Intanto a casa ci sono i genitori o i nonni accanto ai piccoli della prima o seconda elementare. La situazione è inedita anche per loro. Ecco alcuni semplici consigli per gestire al meglio la didattica a distanza: li abbiamo chiesti ad Andrea Maricelli, docente e formatore che accompagna le scuole ad adottare la didattica digitale.

– Preparate i bambini, per tempo, alla lezione: sveglia in anticipo, creazione di un ambiente adatto e comunicazione di uno stile in linea con quanto i bimbi facevano a scuola. È il modo di dire loro che questa parte importante della loro quotidianità non è persa.
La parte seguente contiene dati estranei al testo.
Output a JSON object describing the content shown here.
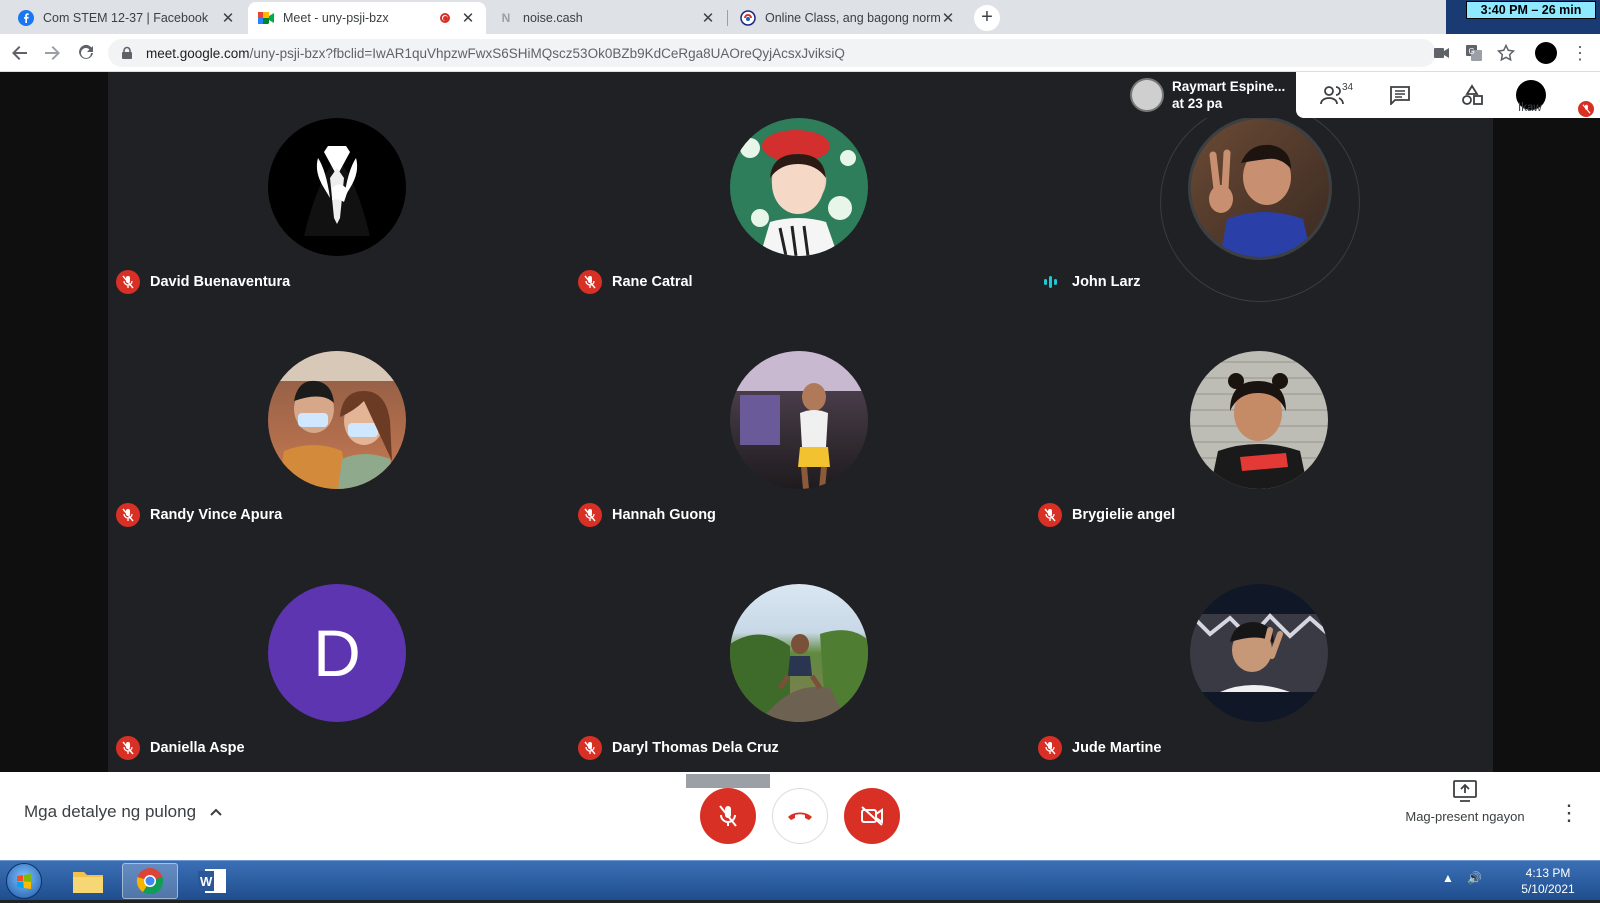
{
  "browser": {
    "tabs": [
      {
        "title": "Com STEM 12-37 | Facebook",
        "icon": "facebook-icon",
        "active": false
      },
      {
        "title": "Meet - uny-psji-bzx",
        "icon": "google-meet-icon",
        "active": true,
        "recording": true
      },
      {
        "title": "noise.cash",
        "icon": "noise-cash-icon",
        "active": false
      },
      {
        "title": "Online Class, ang bagong normal",
        "icon": "site-icon",
        "active": false
      }
    ],
    "timer_text": "3:40 PM – 26 min",
    "url_host": "meet.google.com",
    "url_path": "/uny-psji-bzx?fbclid=IwAR1quVhpzwFwxS6SHiMQscz53Ok0BZb9KdCeRga8UAOreQyjAcsxJviksiQ"
  },
  "meet": {
    "participants": [
      {
        "name": "David Buenaventura",
        "avatar": "anonymous-suit-image",
        "mic": "off"
      },
      {
        "name": "Rane Catral",
        "avatar": "photo",
        "mic": "off"
      },
      {
        "name": "John Larz",
        "avatar": "photo",
        "mic": "speaking"
      },
      {
        "name": "Randy Vince Apura",
        "avatar": "photo",
        "mic": "off"
      },
      {
        "name": "Hannah Guong",
        "avatar": "photo",
        "mic": "off"
      },
      {
        "name": "Brygielie angel",
        "avatar": "photo",
        "mic": "off"
      },
      {
        "name": "Daniella Aspe",
        "avatar_letter": "D",
        "mic": "off"
      },
      {
        "name": "Daryl Thomas Dela Cruz",
        "avatar": "photo",
        "mic": "off"
      },
      {
        "name": "Jude Martine",
        "avatar": "photo",
        "mic": "off"
      }
    ],
    "presenter": {
      "line1": "Raymart Espine...",
      "line2": "at 23 pa"
    },
    "people_count": "34",
    "self_label": "Ikaw",
    "meeting_details_label": "Mga detalye ng pulong",
    "present_label": "Mag-present ngayon",
    "colors": {
      "mic_off": "#d93025",
      "speaking": "#1ec8d7",
      "stage": "#202124",
      "letter_avatar": "#5e35b1"
    }
  },
  "taskbar": {
    "apps": [
      "file-explorer-icon",
      "chrome-icon",
      "word-icon"
    ],
    "time": "4:13 PM",
    "date": "5/10/2021"
  }
}
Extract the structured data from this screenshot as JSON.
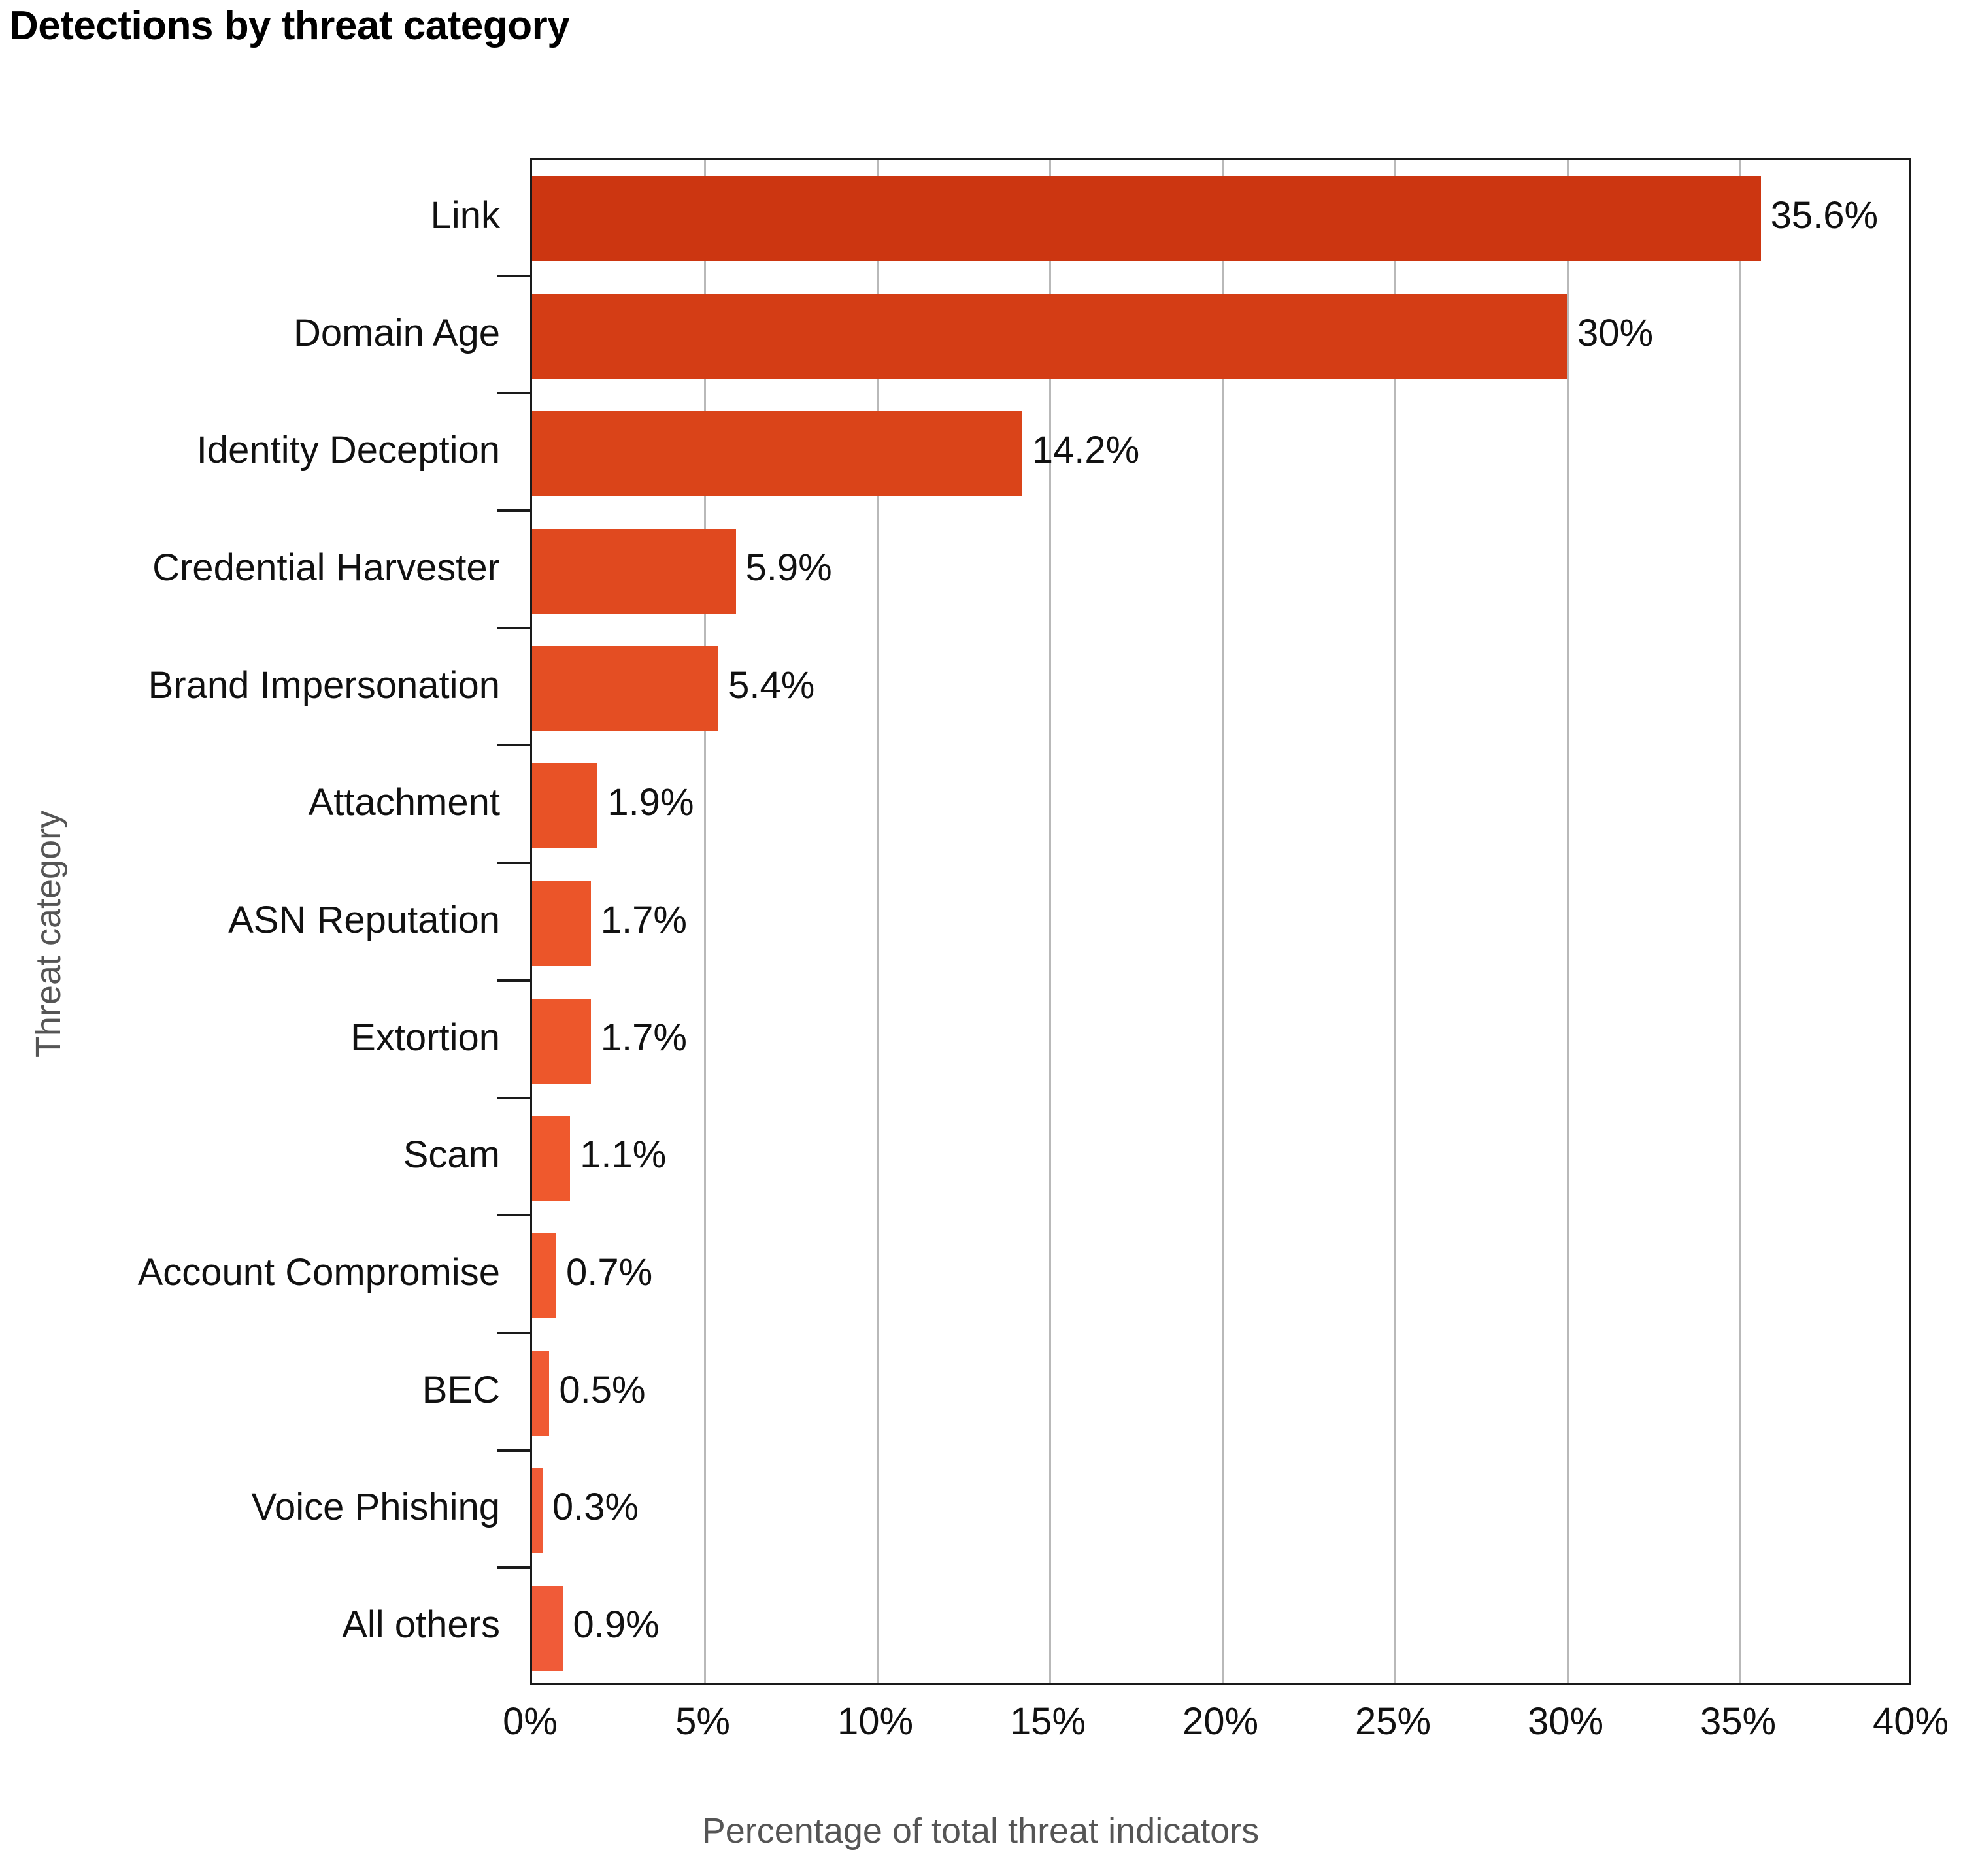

– Lasciate autonomia ai bambini nella relazione con la maestra e i compagni: bisogna lasciar loro il proprio spazio senza togliere la libertà che hanno a scuola. L’ideale sarebbe persino lasciare usare loro le cuffie auricolari, e che il genitore cambiasse ambiente in casa. Anche per non suggerire alle domande delle maestre!

– Vigilate (una o due volte) sull’uso dell’app o della piattaforma: ogni tanto sbirciate e controllate unicamente il modo in cui stanno usando il dispositivo perché non si distraggano, ad esempio, con funzioni non utili.

– Dopo la videolezione: non commentate in nessun modo ciò che avete sentito delle lezioni con i vostri figli, per non interferire nella dinamica didattica. Controllate che svolgano i compiti assegnati, ma senza correggerli: l’errore è il più importante dispositivo di apprendimento. Non togliamolo ai ragazzi!